The SEC’s examination staff has, in recent years, become very aggressive. Some claim it is the front edge of enforcement. Regardless of your view, it is typically beneficial to follow their suggestions. Three indirect subsidiaries of American International Group, Inc. recently learned this lesson the hard way. In the Matter of Royal Alliance Associates, Inc., Adm. Proc. File No. 3-17169 (March 14, 2016).

Respondents in the proceeding are Royal Alliance, SagePoint Financial, Inc. and FSC Securities Corporation. Each is a registered broker-dealer and investment adviser. Each is owned by AIG Advisor Group, Inc., which provides certain shared services, including compliance support for the advisory businesses. Advisor Group is indirectly owned by AIG.

The proceeding centers on undisclosed conflicts and the failure to properly implement procedures to avoid reverse churning despite warnings from OCIE, the Commission’s inspection staff. During the period here Advisor Group firms failed to devote sufficient resources to their compliance infrastructure to support the investment advisory businesses, according to the Order.

First, the Advisory Group firms served primarily retail clients. They invested through an Advisory Managed Program or AMP in portfolios of securities which included stocks, bonds and mutual funds, depending on investment objectives. Clients paid an ongoing advisory fee in the form of either an inclusive “wrap” fee that covered both the advisory services and trading costs or a non-wrap fee which excluded the trading costs which were paid separately.

Over a two year period beginning in 2012, Respondents invested advisory clients in mutual fund share classes with 12b-1 fees when there were lower-fee classes of the same funds available that did not have such charges. In their capacity as broker-dealers Respondents were paid the 12b-1 fees from the AMP advisory client investments. This resulted in Respondents being paid about $2 million in 12b-1 fees that would otherwise not have been available. While the firms disclosed in Forms ADV that 12b-1 fees were paid, the conflict with regard to the selection of mutual fund shares was not. This resulted in a breach of fiduciary duty by Respondents.

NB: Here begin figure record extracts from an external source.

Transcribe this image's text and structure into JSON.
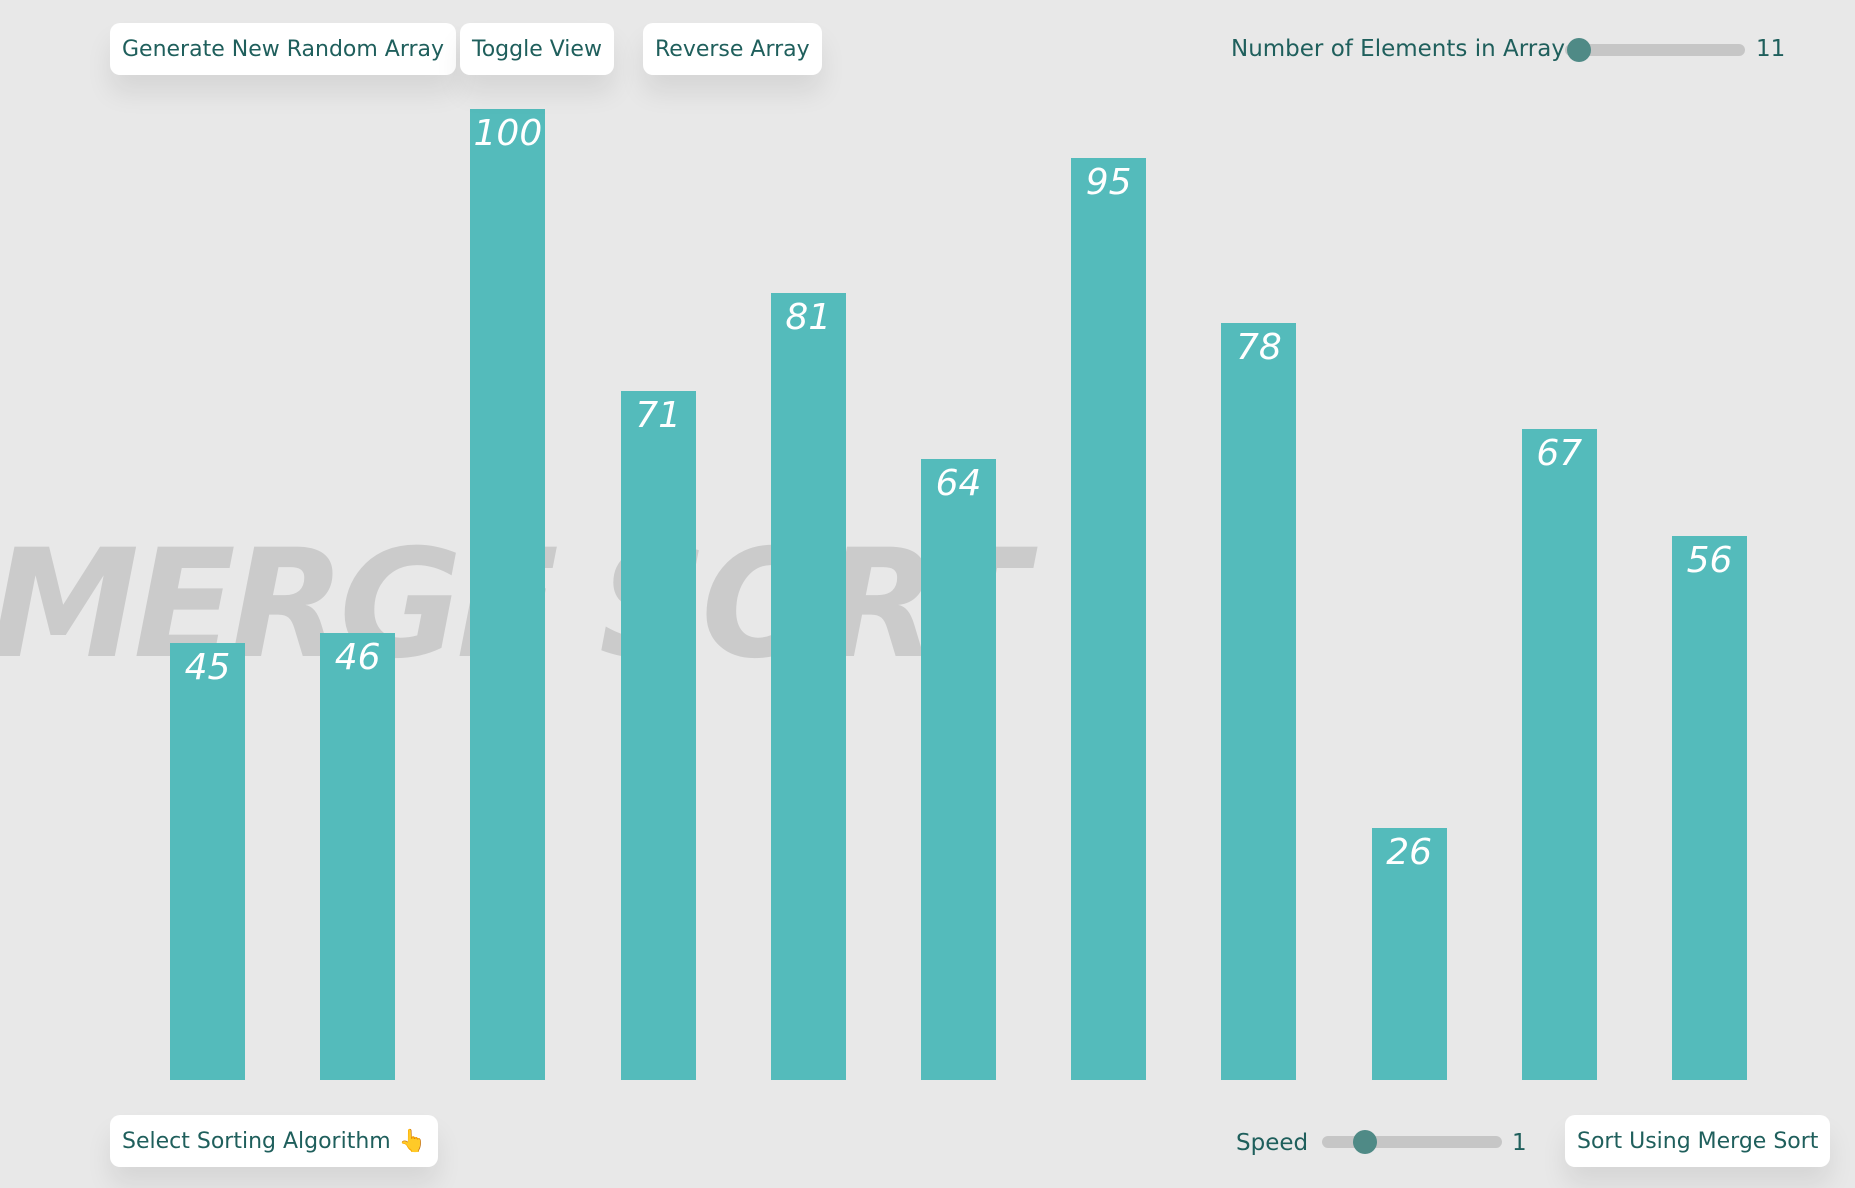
{
  "toolbar": {
    "generate_label": "Generate New Random Array",
    "toggle_label": "Toggle View",
    "reverse_label": "Reverse Array",
    "elements_label": "Number of Elements in Array",
    "elements_value": "11",
    "elements_slider_fraction": 0.08
  },
  "bottom": {
    "select_label": "Select Sorting Algorithm",
    "select_icon": "pointing-hand-icon",
    "speed_label": "Speed",
    "speed_value": "1",
    "speed_slider_fraction": 0.24,
    "sort_label": "Sort Using Merge Sort"
  },
  "watermark": "MERGE SORT",
  "colors": {
    "bar": "#54bbbb",
    "background": "#e8e8e8",
    "text": "#1f5f5c",
    "thumb": "#4f8a86"
  },
  "chart_data": {
    "type": "bar",
    "categories": [
      "",
      "",
      "",
      "",
      "",
      "",
      "",
      "",
      "",
      "",
      ""
    ],
    "values": [
      45,
      46,
      100,
      71,
      81,
      64,
      95,
      78,
      26,
      67,
      56
    ],
    "ylim": [
      0,
      100
    ]
  }
}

Second, under the advisory compliance policies and procedures in effect since 2009, the three firms were required to monitor the level of trading activity in their advisory accounts for inactivity or what is called reverse churning. That results when the client is charged a wrap fee that includes advisory services and trading costs but the client trades infrequently. Under those circumstances a wrap fee may not be advantageous for the client.

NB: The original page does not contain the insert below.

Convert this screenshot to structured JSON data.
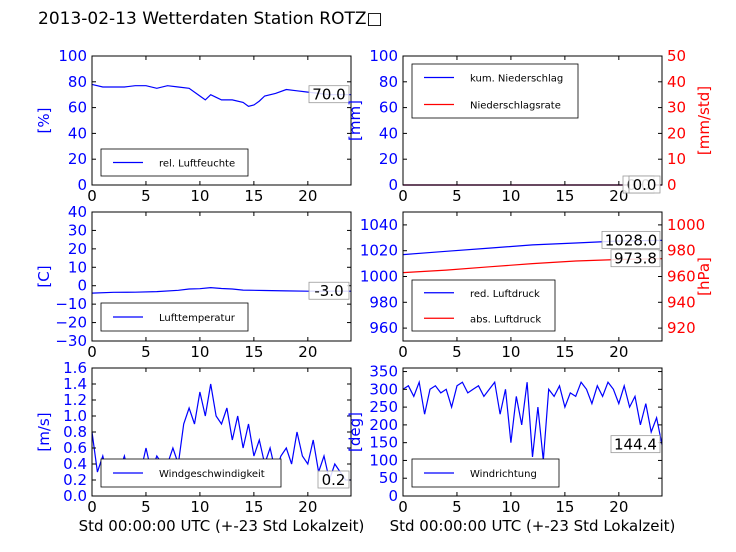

Under Advisor Group procedures there should have been a review periodically to avoid reverse churning. In 2010 OCIE discovered that there had been a significant lap of time since the last review. Following the review the three firms refunded about $526,739 and enhanced their inactive account procedures. The same issue arose when OCIE began another examination in 2013. This review resulted in a refund to 1,392 advisory clients of $739,500.

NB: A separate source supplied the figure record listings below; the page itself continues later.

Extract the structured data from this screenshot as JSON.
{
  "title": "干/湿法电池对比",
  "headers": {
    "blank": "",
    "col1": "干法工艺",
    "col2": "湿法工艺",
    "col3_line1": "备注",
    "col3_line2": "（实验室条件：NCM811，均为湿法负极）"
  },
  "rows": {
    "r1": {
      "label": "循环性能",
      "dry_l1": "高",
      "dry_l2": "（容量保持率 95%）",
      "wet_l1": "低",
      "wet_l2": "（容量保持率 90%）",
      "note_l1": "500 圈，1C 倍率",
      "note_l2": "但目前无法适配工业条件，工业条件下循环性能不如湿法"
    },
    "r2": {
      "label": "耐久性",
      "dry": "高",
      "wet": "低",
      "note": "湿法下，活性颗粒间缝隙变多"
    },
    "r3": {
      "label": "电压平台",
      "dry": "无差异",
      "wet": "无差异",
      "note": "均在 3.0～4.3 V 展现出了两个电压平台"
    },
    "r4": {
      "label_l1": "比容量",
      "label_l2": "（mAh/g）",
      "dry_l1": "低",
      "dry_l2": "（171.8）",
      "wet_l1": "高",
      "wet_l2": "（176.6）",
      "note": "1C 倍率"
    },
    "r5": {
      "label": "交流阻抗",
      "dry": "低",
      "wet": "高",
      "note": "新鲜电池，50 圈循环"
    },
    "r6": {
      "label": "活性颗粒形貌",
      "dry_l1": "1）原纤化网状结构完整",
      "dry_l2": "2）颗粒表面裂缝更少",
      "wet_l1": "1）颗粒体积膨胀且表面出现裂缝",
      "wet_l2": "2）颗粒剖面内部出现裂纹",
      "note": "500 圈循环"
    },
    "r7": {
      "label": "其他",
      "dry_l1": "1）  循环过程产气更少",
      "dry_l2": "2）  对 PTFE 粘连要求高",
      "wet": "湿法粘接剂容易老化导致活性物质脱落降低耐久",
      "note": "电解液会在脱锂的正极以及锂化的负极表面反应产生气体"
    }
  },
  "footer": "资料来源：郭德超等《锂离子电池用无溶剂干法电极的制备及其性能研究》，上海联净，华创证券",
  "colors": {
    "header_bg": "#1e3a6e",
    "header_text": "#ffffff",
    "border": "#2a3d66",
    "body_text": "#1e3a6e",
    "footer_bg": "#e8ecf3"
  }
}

The Order alleges violations of Advisers Act Sections 206(2), 206(4) and 207. In resolving the matter the SEC took into account the remedial efforts of Respondents. The firms also agreed to implement a series of undertakings which included the retention of an independent consultant.

Respondents consented to the entry of a cease and desist order from committing or causing any violations and any future violations of the Sections cited in the order. They were also censured. In addition, the three firms, jointly and severally, agreed to pay disgorgement of $1,956,460 along with prejudgment interest. They will also pay on the same basis a penalty of $7.5 million.